Late Sunday night, as news that Cheney was likely to drop out of the race swirled, two GOP sources said that a recent incident involving a member of Cheney's immediate family prompted her to reconsider the race, among other factors.
Cheney announced a primary challenge to Enzi last July and raised more than $1 million for her campaign, largely from elite Republicans close to her father, former Vice President Dick Cheney. She has consistently trailed Enzi in public polls.
Before the campaign's conclusion was confirmed, Cheney finance chairwoman Margaret Parry was noncommittal in a short phone call.
"That's a very personal issue, and I think that you need to get a hold of Liz Cheney," she said.

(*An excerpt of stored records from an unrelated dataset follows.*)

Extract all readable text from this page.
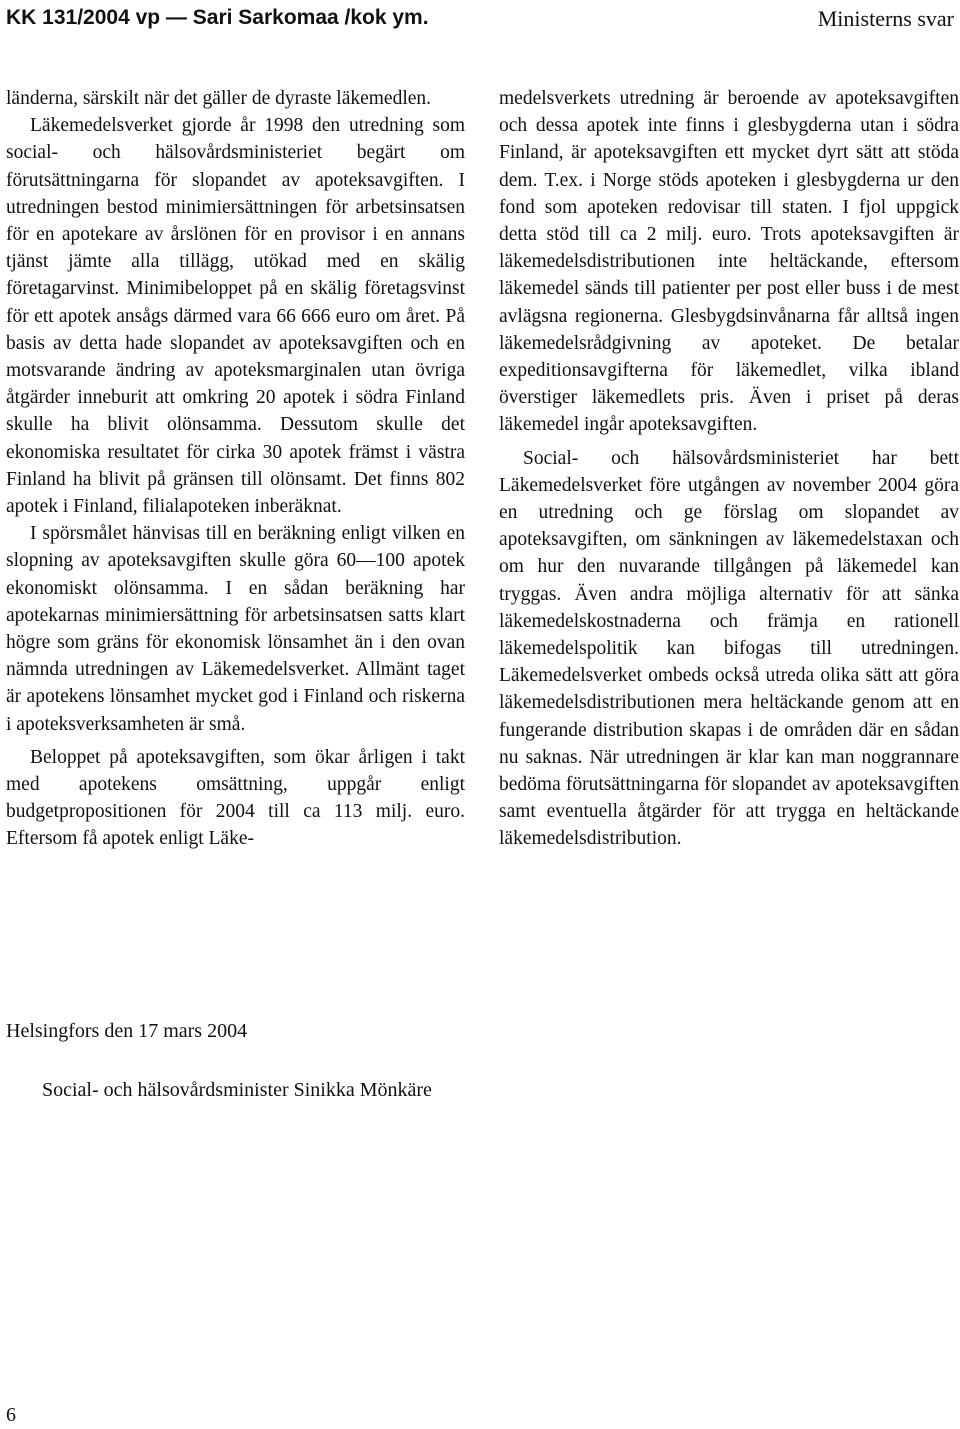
KK 131/2004 vp — Sari Sarkomaa /kok ym.	Ministerns svar

länderna, särskilt när det gäller de dyraste läkemedlen.

Läkemedelsverket gjorde år 1998 den utredning som social- och hälsovårdsministeriet begärt om förutsättningarna för slopandet av apoteksavgiften. I utredningen bestod minimiersättningen för arbetsinsatsen för en apotekare av årslönen för en provisor i en annans tjänst jämte alla tillägg, utökad med en skälig företagarvinst. Minimibeloppet på en skälig företagsvinst för ett apotek ansågs därmed vara 66 666 euro om året. På basis av detta hade slopandet av apoteksavgiften och en motsvarande ändring av apoteksmarginalen utan övriga åtgärder inneburit att omkring 20 apotek i södra Finland skulle ha blivit olönsamma. Dessutom skulle det ekonomiska resultatet för cirka 30 apotek främst i västra Finland ha blivit på gränsen till olönsamt. Det finns 802 apotek i Finland, filialapoteken inberäknat.

I spörsmålet hänvisas till en beräkning enligt vilken en slopning av apoteksavgiften skulle göra 60—100 apotek ekonomiskt olönsamma. I en sådan beräkning har apotekarnas minimiersättning för arbetsinsatsen satts klart högre som gräns för ekonomisk lönsamhet än i den ovan nämnda utredningen av Läkemedelsverket. Allmänt taget är apotekens lönsamhet mycket god i Finland och riskerna i apoteksverksamheten är små.

Beloppet på apoteksavgiften, som ökar årligen i takt med apotekens omsättning, uppgår enligt budgetpropositionen för 2004 till ca 113 milj. euro. Eftersom få apotek enligt Läke-

medelsverkets utredning är beroende av apoteksavgiften och dessa apotek inte finns i glesbygderna utan i södra Finland, är apoteksavgiften ett mycket dyrt sätt att stöda dem. T.ex. i Norge stöds apoteken i glesbygderna ur den fond som apoteken redovisar till staten. I fjol uppgick detta stöd till ca 2 milj. euro. Trots apoteksavgiften är läkemedelsdistributionen inte heltäckande, eftersom läkemedel sänds till patienter per post eller buss i de mest avlägsna regionerna. Glesbygdsinvånarna får alltså ingen läkemedelsrådgivning av apoteket. De betalar expeditionsavgifterna för läkemedlet, vilka ibland överstiger läkemedlets pris. Även i priset på deras läkemedel ingår apoteksavgiften.

Social- och hälsovårdsministeriet har bett Läkemedelsverket före utgången av november 2004 göra en utredning och ge förslag om slopandet av apoteksavgiften, om sänkningen av läkemedelstaxan och om hur den nuvarande tillgången på läkemedel kan tryggas. Även andra möjliga alternativ för att sänka läkemedelskostnaderna och främja en rationell läkemedelspolitik kan bifogas till utredningen. Läkemedelsverket ombeds också utreda olika sätt att göra läkemedelsdistributionen mera heltäckande genom att en fungerande distribution skapas i de områden där en sådan nu saknas. När utredningen är klar kan man noggrannare bedöma förutsättningarna för slopandet av apoteksavgiften samt eventuella åtgärder för att trygga en heltäckande läkemedelsdistribution.

Helsingfors den 17 mars 2004
Social- och hälsovårdsminister Sinikka Mönkäre
6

Republicans - including some Cheney supporters - privately expressed surprise at Cheney's move, though she is also said to have been discouraged by Enzi's persistent polling lead and apparent determination to buck pressure to retire.
CNN first reported the news of Cheney's plans.
The departure of Cheney, 47, from the race would clear the way for Enzi, 69, to handily win a fourth term. Wyoming has not elected a Democrat to the Senate since 1970.
Cheney never had much of a realistic shot at beating Enzi. He is very popular in the state, and the GOP establishment resented her challenge. Assuming he wins, Enzi is probably going to retire after this term. Some of the resentment revolves around the question of why Cheney couldn't have waited. There was also the "carpetbagger" problem in that she just moved back to Wyoming in 2012.
That, and the outside money from her father's friends that was fueling her campaign also contributed to the opposition to her candidacy. Then a seriese of gaffes -- including her opposition to her sister's lesbian marriage after apparently being in favor of it -- pretty much proved that Cheney wasn't ready for prime time.